As Mr. Asif Ali Zardari reviews his political options and the PPP-PML(N) coalition takes shape, there are clear indications that the PPP is ready to work with President Musharaf rather than seek confrontation. "The ground reality is that we do not have two-thirds majority in both the houses of Parliament" that would be required for a successful impeachment, Mr. Zardari said in an interview with the Wall Street Journal. The widower of former Pakistan Prime Minister Benazir Bhutto and leader of the party that won the most seats in parliamentary elections last week, said his coalition will be unable to impeach President Pervez Musharraf, and that he would instead seek a working relationship with the embattled leader.
As I said in my previous posts on post-election horse-trading and PPP's national character this recognition of "the ground reality" seems to be based on the following factors:
1. The PPP-PML(N) coalition lacks the two-thirds majority in both houses to impeach the President, as acknowledged by Mr. Zardari.
2. The outcome of the Feb 18 polls amounted to a split verdict: Together, the pro-Musharraf forces won the second largest number of seats after PPP.
Out of total votes cast, the former ruling coalition received 10,844,233 votes followed by PPPP with 10,055,491 votes and PML-N with 6,240,343 votes.
3. PPP's US patrons are urging Mr. Zardari to work together with Mr. Musharraf. It shoud be noted that the US sponsored the return of Mr. Zardari under an amnesty signed by Musharraf. The US senators who reportedly called for Musharraf's resignation yesterday have denied that report. They clarified that they asked Musharraf to "step back", not "step down".
I believe that it is in the best interest of Pakistan, its democracy and its economy for all the key players to move forward in a conciliatory manner and focus on the serious challenges ahead rather than waste energies fighting each other. The conciliatory course is the wisest course for Mr. Zardari as the senior partner in the new coalition. Let's hope that Mr. Zardari can persuade Mr. Nawaz Sharif to abandon his personal vendetta against Musharraf. This will be the first real test of the coalition being formed.

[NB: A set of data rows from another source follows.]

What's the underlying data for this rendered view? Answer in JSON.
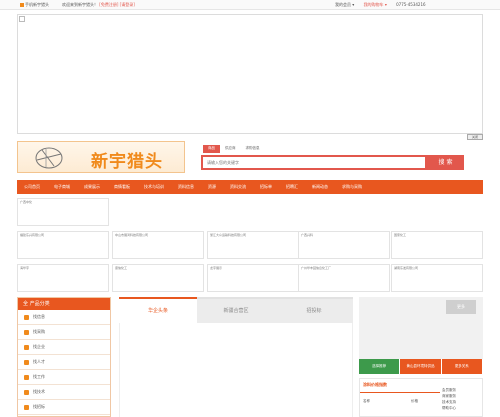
{
  "topbar": {
    "home": "手机新宇猎头",
    "welcome": "欢迎来到新宇猎头！",
    "welcome_link": "[免费注册] [请登录]",
    "member": "我的会员 ▾",
    "cart": "我的购物车 ▾",
    "phone": "0775-4534216"
  },
  "banner": {
    "close_label": "关闭"
  },
  "logo": {
    "name": "新宇猎头"
  },
  "search": {
    "tabs": [
      "商品",
      "供应商",
      "求购信息"
    ],
    "placeholder": "请输入您的关键字",
    "button": "搜 索"
  },
  "nav": [
    "公司首页",
    "电子商城",
    "成果展示",
    "商情看板",
    "技术与培训",
    "资料信息",
    "资源",
    "资料交流",
    "招标单",
    "招聘汇",
    "新闻动态",
    "求购与采购"
  ],
  "companies": [
    "广西中化",
    "福建东兴有限公司",
    "中山市展鸿科技有限公司",
    "浙江大众运输科技有限公司",
    "广西兴科",
    "国家化工",
    "海华宇",
    "康信化工",
    "龙宇展示",
    "广州华丰园信息化工厂",
    "湖南东发有限公司"
  ],
  "sidebar": {
    "title": "全 产品分类",
    "items": [
      "找信息",
      "找采购",
      "找企业",
      "找人才",
      "找工作",
      "找技术",
      "找招标"
    ]
  },
  "middle_tabs": [
    "华企头条",
    "新疆合营区",
    "招投标"
  ],
  "right": {
    "more": "更多",
    "tabs": [
      "选择推荐",
      "黄山县环境特供品",
      "更多关系"
    ],
    "price_title": "涂料价格指数",
    "price_cols": [
      "名称",
      "价格"
    ],
    "links": [
      "会员服务",
      "商家服务",
      "技术支持",
      "帮助中心"
    ]
  },
  "colors": {
    "accent": "#e8571f",
    "brand": "#f08a1c",
    "search_red": "#e2574c",
    "tab_green": "#3d9a4b"
  }
}
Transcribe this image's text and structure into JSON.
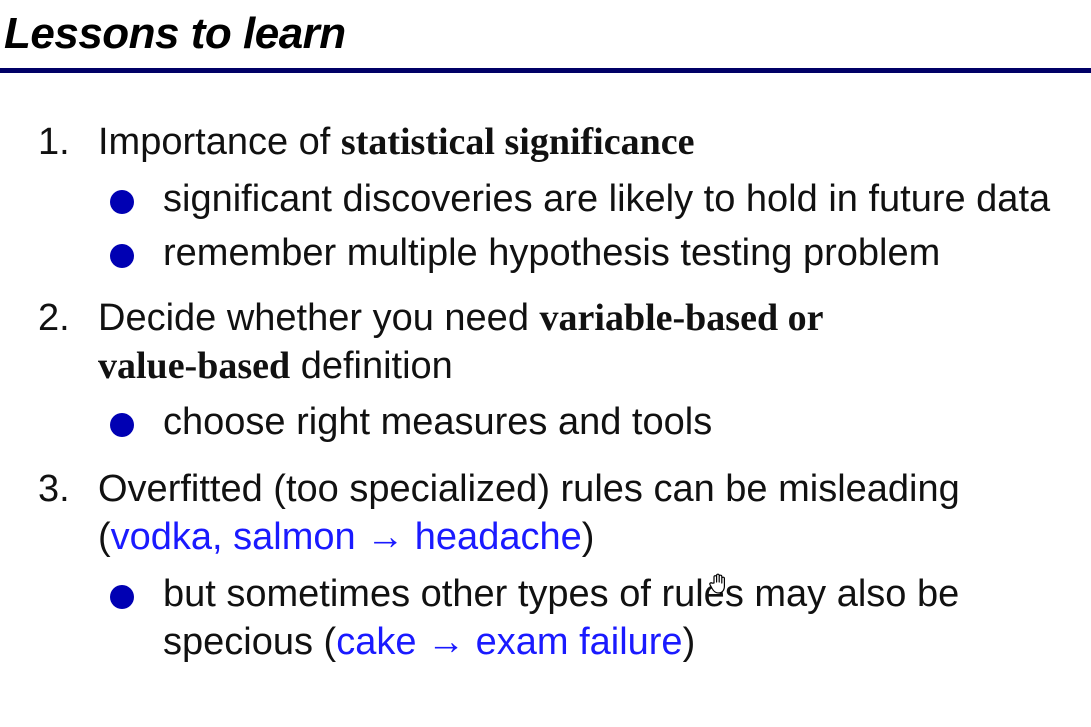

I see your point to some extent. May be a compromise is called for in the best interest of the country. However, how lasting any such deal could be is uncertain. I won't be very optimistic about a PPP-PML N coalition lasting and cooperating with Musharraf.
Any time there's a coalition, there's need for a delicate dance to avoid stepping on each other. It's going to be difficult, given the past record of animosity and recrimination among our political parties. As Churchill once said, "Democracy is the worst form of government, except the alternatives are even worse." If the coalition partners take it one step at a time, and show patience and maturity, it can work. Otherwise, Pakistan will be condemned to repeat its terrible history of failed governance and failed democracy.